Zur Vertrauensabstimmung entschloss sich Berlusconi, nachdem die Fini-Fraktion Zukunft und Freiheit in Italien (FLI) damit gedroht hatte, dem Parlament eine eigene Erklärung vorzulegen, weil der Premierminister sie nicht zu Konsultationen über das Regierungsprogramm einberufen hatte. Der Premierminister weigert sich hartnäckig, die “Finianer” neben seiner konservativen Partei Popolo della Libertá (PdL – Volk der Freiheit) und der rechtspopulistischen Lega Nord als drittes “Bein” der Mitte-Rechts-Allianz anzuerkennen.
Streitpunkt Nummer eins zwischen dem Regierungschef und den Fini-Anhängern bleibt die Justizreform. Die “Finianer” wehren sich gegen Berlusconis Pläne, die Prozessdauer in Italien auf sechs Jahre zu verkürzen, was zur Verjährung tausender Prozesse führen würde. FLI-Sprecher Italo Bocchino versicherte jedoch, dass die Fini-Abgeordneten für die Regierung stimmen werden.
Vor seiner Regierungserklärung tagte Berlusconi noch mit den Spitzenpolitikern seiner Partei, um die Strategie für die nächsten Tagen zu definieren. Nach der Regierungserklärung und der Vertrauensabstimmung in der Abgeordnetenkammer wird sich der Premierminister am Donnerstag dem Votum im Senat unterziehen.
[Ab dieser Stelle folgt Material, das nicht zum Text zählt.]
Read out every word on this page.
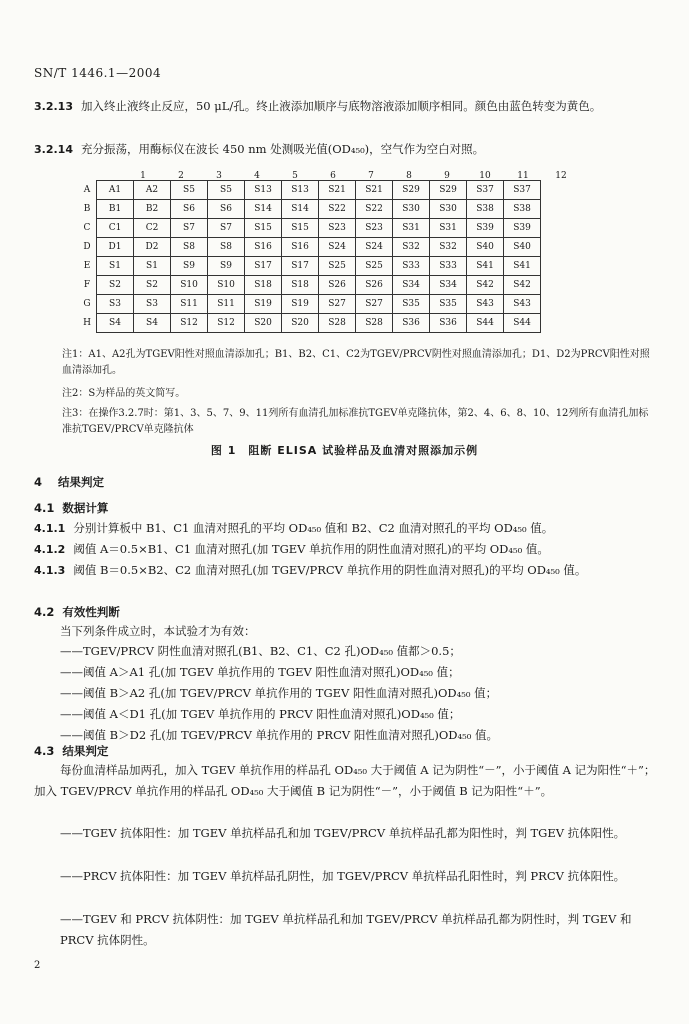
SN/T 1446.1—2004
3.2.13 加入终止液终止反应，50 μL/孔。终止液添加顺序与底物溶液添加顺序相同。颜色由蓝色转变为黄色。
3.2.14 充分振荡，用酶标仪在波长 450 nm 处测吸光值(OD₄₅₀)，空气作为空白对照。
1	2	3	4	5	6	7	8	9	10	11	12
A	A1	A2	S5	S5	S13	S13	S21	S21	S29	S29	S37	S37
B	B1	B2	S6	S6	S14	S14	S22	S22	S30	S30	S38	S38
C	C1	C2	S7	S7	S15	S15	S23	S23	S31	S31	S39	S39
D	D1	D2	S8	S8	S16	S16	S24	S24	S32	S32	S40	S40
E	S1	S1	S9	S9	S17	S17	S25	S25	S33	S33	S41	S41
F	S2	S2	S10	S10	S18	S18	S26	S26	S34	S34	S42	S42
G	S3	S3	S11	S11	S19	S19	S27	S27	S35	S35	S43	S43
H	S4	S4	S12	S12	S20	S20	S28	S28	S36	S36	S44	S44
注1：A1、A2孔为TGEV阳性对照血清添加孔；B1、B2、C1、C2为TGEV/PRCV阴性对照血清添加孔；D1、D2为PRCV阳性对照血清添加孔。
注2：S为样品的英文简写。
注3：在操作3.2.7时：第1、3、5、7、9、11列所有血清孔加标准抗TGEV单克隆抗体，第2、4、6、8、10、12列所有血清孔加标准抗TGEV/PRCV单克隆抗体
图 1　阻断 ELISA 试验样品及血清对照添加示例
4 结果判定
4.1 数据计算
4.1.1 分别计算板中 B1、C1 血清对照孔的平均 OD₄₅₀ 值和 B2、C2 血清对照孔的平均 OD₄₅₀ 值。
4.1.2 阈值 A＝0.5×B1、C1 血清对照孔(加 TGEV 单抗作用的阴性血清对照孔)的平均 OD₄₅₀ 值。
4.1.3 阈值 B＝0.5×B2、C2 血清对照孔(加 TGEV/PRCV 单抗作用的阴性血清对照孔)的平均 OD₄₅₀ 值。
4.2 有效性判断
当下列条件成立时，本试验才为有效：
——TGEV/PRCV 阴性血清对照孔(B1、B2、C1、C2 孔)OD₄₅₀ 值都＞0.5；
——阈值 A＞A1 孔(加 TGEV 单抗作用的 TGEV 阳性血清对照孔)OD₄₅₀ 值；
——阈值 B＞A2 孔(加 TGEV/PRCV 单抗作用的 TGEV 阳性血清对照孔)OD₄₅₀ 值；
——阈值 A＜D1 孔(加 TGEV 单抗作用的 PRCV 阳性血清对照孔)OD₄₅₀ 值；
——阈值 B＞D2 孔(加 TGEV/PRCV 单抗作用的 PRCV 阳性血清对照孔)OD₄₅₀ 值。
4.3 结果判定
每份血清样品加两孔，加入 TGEV 单抗作用的样品孔 OD₄₅₀ 大于阈值 A 记为阴性“－”，小于阈值 A 记为阳性“＋”；加入 TGEV/PRCV 单抗作用的样品孔 OD₄₅₀ 大于阈值 B 记为阴性“－”，小于阈值 B 记为阳性“＋”。
——TGEV 抗体阳性：加 TGEV 单抗样品孔和加 TGEV/PRCV 单抗样品孔都为阳性时，判 TGEV 抗体阳性。
——PRCV 抗体阳性：加 TGEV 单抗样品孔阴性，加 TGEV/PRCV 单抗样品孔阳性时，判 PRCV 抗体阳性。
——TGEV 和 PRCV 抗体阴性：加 TGEV 单抗样品孔和加 TGEV/PRCV 单抗样品孔都为阴性时，判 TGEV 和 PRCV 抗体阴性。
2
Oppositionschef Pierluigi Bersani beschuldigte Berlusconi, mit dem Versprechen von prestigereichen Ämtern Parlamentarier der Opposition in sein Lager zu locken. Fünf Parlamentarier der christdemokratischen UDC und der Zentrumspartei Alleanza per l’Italia (API – Allianz für Italien) haben ihre Gruppierungen verlassen, die im Parlament gegen Berlusconi stimmen wollen, um sich der gemischten Fraktion anzuschließen. Sie wollen damit freie Hand haben, um für die Regierung zu stimmen.